Grantor Retained Annuity Trust
A grantor retained annuity trust is a vehicle used to convey a large amount of money to someone without having to pay gift taxes on the donation. This technique is often used by wealthy individuals who wish to pass on their wealth to a beneficiary without incurring extra taxes.
How It Works
With this type of trust, the individual with the money sets up the entity and makes a donation to it. The trust is set up to be an annuity. The donor will then receive a regular annuity payment from the trust for a certain amount of time. After the annuity payments stop, the money from the trust can then be given to a beneficiary.
In order to qualify for this type of program, the beneficiary of the trust has to be a family member. If the donor passes away before the annuity payments are complete, the money will automatically go to the beneficiary who was chosen when the grantor retained annuity trust was created.
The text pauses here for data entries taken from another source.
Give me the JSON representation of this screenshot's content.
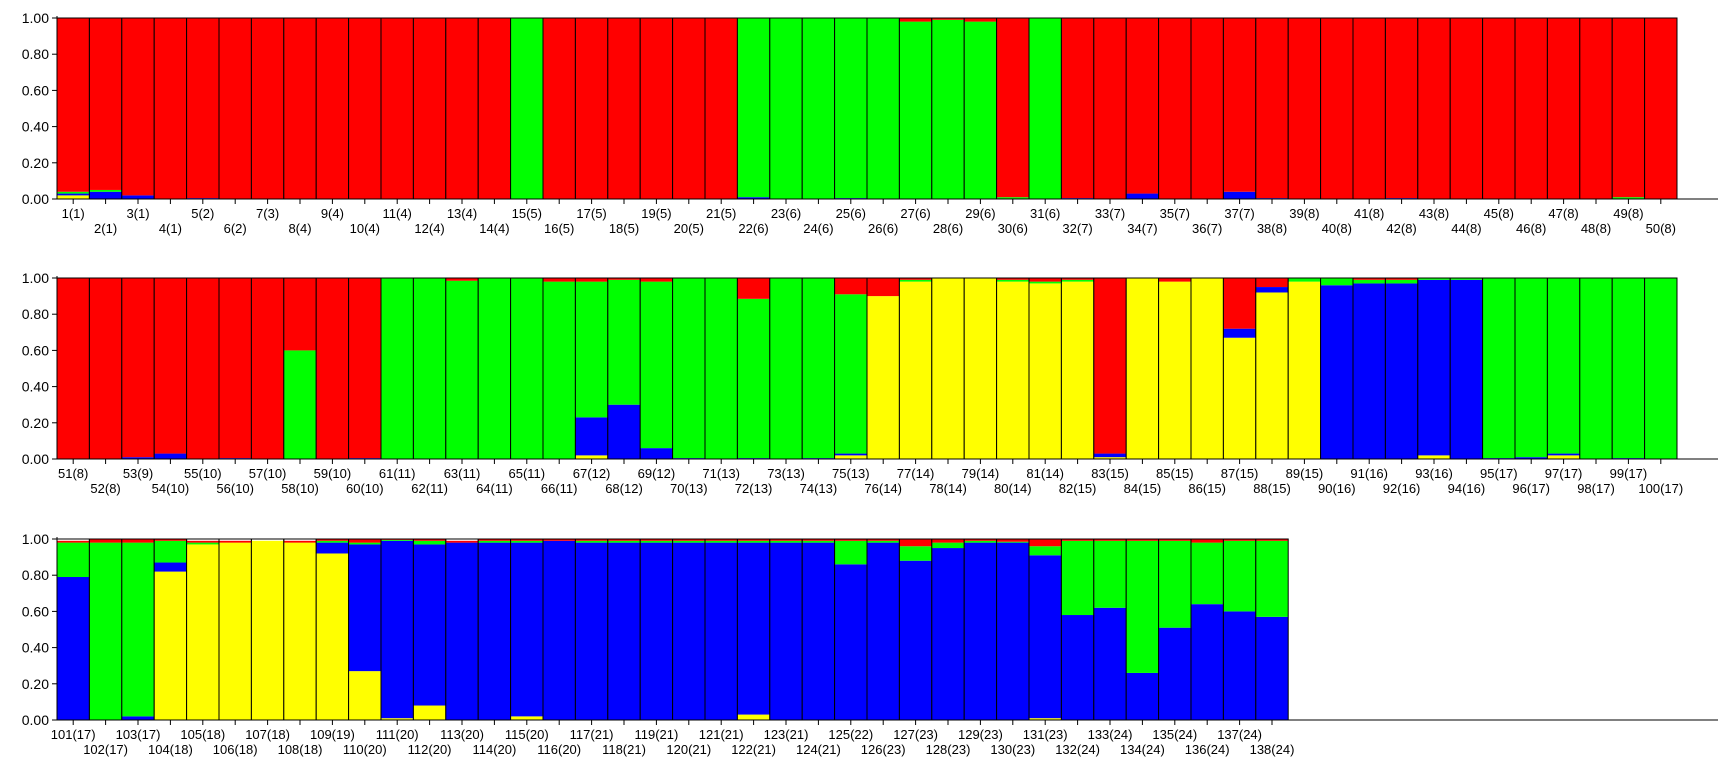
{
  "chart_data": {
    "type": "bar",
    "stacked": true,
    "ylim": [
      0,
      1
    ],
    "y_ticks": [
      "0.00",
      "0.20",
      "0.40",
      "0.60",
      "0.80",
      "1.00"
    ],
    "grid": false,
    "legend": "none",
    "colors": {
      "red": "#ff0000",
      "green": "#00ff00",
      "blue": "#0000ff",
      "yellow": "#ffff00"
    },
    "component_order_bottom_to_top": [
      "yellow",
      "blue",
      "green",
      "red"
    ],
    "panels": [
      {
        "categories": [
          "1(1)",
          "2(1)",
          "3(1)",
          "4(1)",
          "5(2)",
          "6(2)",
          "7(3)",
          "8(4)",
          "9(4)",
          "10(4)",
          "11(4)",
          "12(4)",
          "13(4)",
          "14(4)",
          "15(5)",
          "16(5)",
          "17(5)",
          "18(5)",
          "19(5)",
          "20(5)",
          "21(5)",
          "22(6)",
          "23(6)",
          "24(6)",
          "25(6)",
          "26(6)",
          "27(6)",
          "28(6)",
          "29(6)",
          "30(6)",
          "31(6)",
          "32(7)",
          "33(7)",
          "34(7)",
          "35(7)",
          "36(7)",
          "37(7)",
          "38(8)",
          "39(8)",
          "40(8)",
          "41(8)",
          "42(8)",
          "43(8)",
          "44(8)",
          "45(8)",
          "46(8)",
          "47(8)",
          "48(8)",
          "49(8)",
          "50(8)"
        ],
        "series": [
          {
            "color": "#ffff00",
            "values": [
              0.02,
              0,
              0,
              0,
              0,
              0,
              0,
              0,
              0,
              0,
              0,
              0,
              0,
              0,
              0,
              0,
              0,
              0,
              0,
              0,
              0,
              0,
              0,
              0,
              0,
              0,
              0,
              0,
              0,
              0,
              0,
              0,
              0,
              0,
              0,
              0,
              0,
              0,
              0,
              0,
              0,
              0,
              0,
              0,
              0,
              0,
              0,
              0,
              0,
              0
            ]
          },
          {
            "color": "#0000ff",
            "values": [
              0.01,
              0.04,
              0.02,
              0,
              0.005,
              0,
              0,
              0,
              0,
              0,
              0,
              0,
              0,
              0,
              0,
              0,
              0,
              0,
              0,
              0,
              0,
              0.01,
              0,
              0,
              0.005,
              0,
              0,
              0,
              0,
              0,
              0,
              0.005,
              0,
              0.03,
              0,
              0,
              0.04,
              0.005,
              0,
              0,
              0,
              0.005,
              0,
              0,
              0,
              0,
              0,
              0,
              0,
              0
            ]
          },
          {
            "color": "#00ff00",
            "values": [
              0.01,
              0.01,
              0,
              0,
              0,
              0,
              0,
              0,
              0,
              0,
              0,
              0,
              0,
              0,
              1,
              0,
              0,
              0,
              0,
              0,
              0,
              0.99,
              1,
              1,
              0.995,
              1,
              0.98,
              0.99,
              0.98,
              0.01,
              1,
              0,
              0,
              0,
              0,
              0,
              0,
              0,
              0,
              0,
              0,
              0,
              0,
              0,
              0,
              0,
              0,
              0,
              0.01,
              0
            ]
          },
          {
            "color": "#ff0000",
            "values": [
              0.96,
              0.95,
              0.98,
              1,
              0.995,
              1,
              1,
              1,
              1,
              1,
              1,
              1,
              1,
              1,
              0,
              1,
              1,
              1,
              1,
              1,
              1,
              0,
              0,
              0,
              0,
              0,
              0.02,
              0.01,
              0.02,
              0.99,
              0,
              0.995,
              1,
              0.97,
              1,
              1,
              0.96,
              0.995,
              1,
              1,
              1,
              0.995,
              1,
              1,
              1,
              1,
              1,
              1,
              0.99,
              1
            ]
          }
        ]
      },
      {
        "categories": [
          "51(8)",
          "52(8)",
          "53(9)",
          "54(10)",
          "55(10)",
          "56(10)",
          "57(10)",
          "58(10)",
          "59(10)",
          "60(10)",
          "61(11)",
          "62(11)",
          "63(11)",
          "64(11)",
          "65(11)",
          "66(11)",
          "67(12)",
          "68(12)",
          "69(12)",
          "70(13)",
          "71(13)",
          "72(13)",
          "73(13)",
          "74(13)",
          "75(13)",
          "76(14)",
          "77(14)",
          "78(14)",
          "79(14)",
          "80(14)",
          "81(14)",
          "82(15)",
          "83(15)",
          "84(15)",
          "85(15)",
          "86(15)",
          "87(15)",
          "88(15)",
          "89(15)",
          "90(16)",
          "91(16)",
          "92(16)",
          "93(16)",
          "94(16)",
          "95(17)",
          "96(17)",
          "97(17)",
          "98(17)",
          "99(17)",
          "100(17)"
        ],
        "series": [
          {
            "color": "#ffff00",
            "values": [
              0,
              0,
              0,
              0,
              0,
              0,
              0,
              0,
              0,
              0,
              0,
              0,
              0,
              0,
              0,
              0,
              0.02,
              0,
              0,
              0,
              0,
              0,
              0,
              0,
              0.02,
              0.9,
              0.98,
              1,
              1,
              0.98,
              0.97,
              0.98,
              0.01,
              1,
              0.98,
              1,
              0.67,
              0.92,
              0.98,
              0,
              0,
              0,
              0.02,
              0,
              0,
              0,
              0.02,
              0,
              0,
              0
            ]
          },
          {
            "color": "#0000ff",
            "values": [
              0,
              0,
              0.01,
              0.03,
              0,
              0.005,
              0,
              0,
              0,
              0.005,
              0,
              0,
              0,
              0,
              0,
              0,
              0.21,
              0.3,
              0.06,
              0.005,
              0,
              0.005,
              0,
              0.005,
              0.01,
              0,
              0,
              0,
              0,
              0,
              0,
              0,
              0.02,
              0,
              0,
              0,
              0.05,
              0.03,
              0,
              0.96,
              0.97,
              0.97,
              0.97,
              0.99,
              0.005,
              0.01,
              0.01,
              0,
              0.005,
              0
            ]
          },
          {
            "color": "#00ff00",
            "values": [
              0,
              0,
              0,
              0,
              0,
              0,
              0,
              0.6,
              0,
              0,
              1,
              1,
              0.985,
              1,
              1,
              0.98,
              0.75,
              0.69,
              0.92,
              0.995,
              1,
              0.88,
              1,
              0.995,
              0.88,
              0,
              0.01,
              0,
              0,
              0.01,
              0.01,
              0.01,
              0,
              0,
              0,
              0,
              0,
              0,
              0.02,
              0.04,
              0.02,
              0.02,
              0.01,
              0.01,
              0.995,
              0.99,
              0.97,
              1,
              0.995,
              1
            ]
          },
          {
            "color": "#ff0000",
            "values": [
              1,
              1,
              0.99,
              0.97,
              1,
              0.995,
              1,
              0.4,
              1,
              0.995,
              0,
              0,
              0.015,
              0,
              0,
              0.02,
              0.02,
              0.01,
              0.02,
              0,
              0,
              0.115,
              0,
              0,
              0.09,
              0.1,
              0.01,
              0,
              0,
              0.01,
              0.02,
              0.01,
              0.97,
              0,
              0.02,
              0,
              0.28,
              0.05,
              0,
              0,
              0.01,
              0.01,
              0,
              0,
              0,
              0,
              0,
              0,
              0,
              0
            ]
          }
        ]
      },
      {
        "categories": [
          "101(17)",
          "102(17)",
          "103(17)",
          "104(18)",
          "105(18)",
          "106(18)",
          "107(18)",
          "108(18)",
          "109(19)",
          "110(20)",
          "111(20)",
          "112(20)",
          "113(20)",
          "114(20)",
          "115(20)",
          "116(20)",
          "117(21)",
          "118(21)",
          "119(21)",
          "120(21)",
          "121(21)",
          "122(21)",
          "123(21)",
          "124(21)",
          "125(22)",
          "126(23)",
          "127(23)",
          "128(23)",
          "129(23)",
          "130(23)",
          "131(23)",
          "132(24)",
          "133(24)",
          "134(24)",
          "135(24)",
          "136(24)",
          "137(24)",
          "138(24)"
        ],
        "series": [
          {
            "color": "#ffff00",
            "values": [
              0,
              0,
              0,
              0.82,
              0.97,
              0.98,
              0.99,
              0.98,
              0.92,
              0.27,
              0.01,
              0.08,
              0,
              0,
              0.02,
              0,
              0,
              0,
              0,
              0,
              0,
              0.03,
              0,
              0,
              0,
              0,
              0,
              0,
              0,
              0,
              0.01,
              0,
              0,
              0,
              0,
              0,
              0,
              0
            ]
          },
          {
            "color": "#0000ff",
            "values": [
              0.79,
              0,
              0.02,
              0.05,
              0,
              0,
              0,
              0,
              0.06,
              0.7,
              0.98,
              0.89,
              0.98,
              0.98,
              0.96,
              0.99,
              0.98,
              0.98,
              0.98,
              0.98,
              0.98,
              0.95,
              0.98,
              0.98,
              0.86,
              0.98,
              0.88,
              0.95,
              0.98,
              0.98,
              0.9,
              0.58,
              0.62,
              0.26,
              0.51,
              0.64,
              0.6,
              0.57
            ]
          },
          {
            "color": "#00ff00",
            "values": [
              0.19,
              0.98,
              0.96,
              0.12,
              0.01,
              0,
              0,
              0,
              0.01,
              0.01,
              0.005,
              0.02,
              0,
              0.01,
              0.01,
              0,
              0.01,
              0.01,
              0.01,
              0.01,
              0.01,
              0.01,
              0.01,
              0.01,
              0.13,
              0.01,
              0.08,
              0.03,
              0.01,
              0.005,
              0.05,
              0.41,
              0.37,
              0.73,
              0.48,
              0.34,
              0.39,
              0.42
            ]
          },
          {
            "color": "#ff0000",
            "values": [
              0.01,
              0.02,
              0.02,
              0.01,
              0.01,
              0.01,
              0,
              0.01,
              0.01,
              0.02,
              0.005,
              0.01,
              0.01,
              0.01,
              0.01,
              0.01,
              0.01,
              0.01,
              0.01,
              0.01,
              0.01,
              0.01,
              0.01,
              0.01,
              0.01,
              0.01,
              0.04,
              0.02,
              0.01,
              0.015,
              0.04,
              0.01,
              0.01,
              0.01,
              0.01,
              0.02,
              0.01,
              0.01
            ]
          }
        ]
      }
    ]
  }
}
What are the requirements for a grantor retained annuity trust?
If you are setting up a grantor retained annuity trust, you will have to make sure that certain requirements are fulfilled. One of the main requirements, obvious from the name, is to set up the trust as an annuity. This means that the grantor will receive annuity payments for a certain number of years after the trust is set up. After a certain amount of time, the annuity payments will cease. Then, the remainder of the trust has to be passed onto a beneficiary whom you designate. Another requirement is that the beneficiary has to be a family member of the grantor.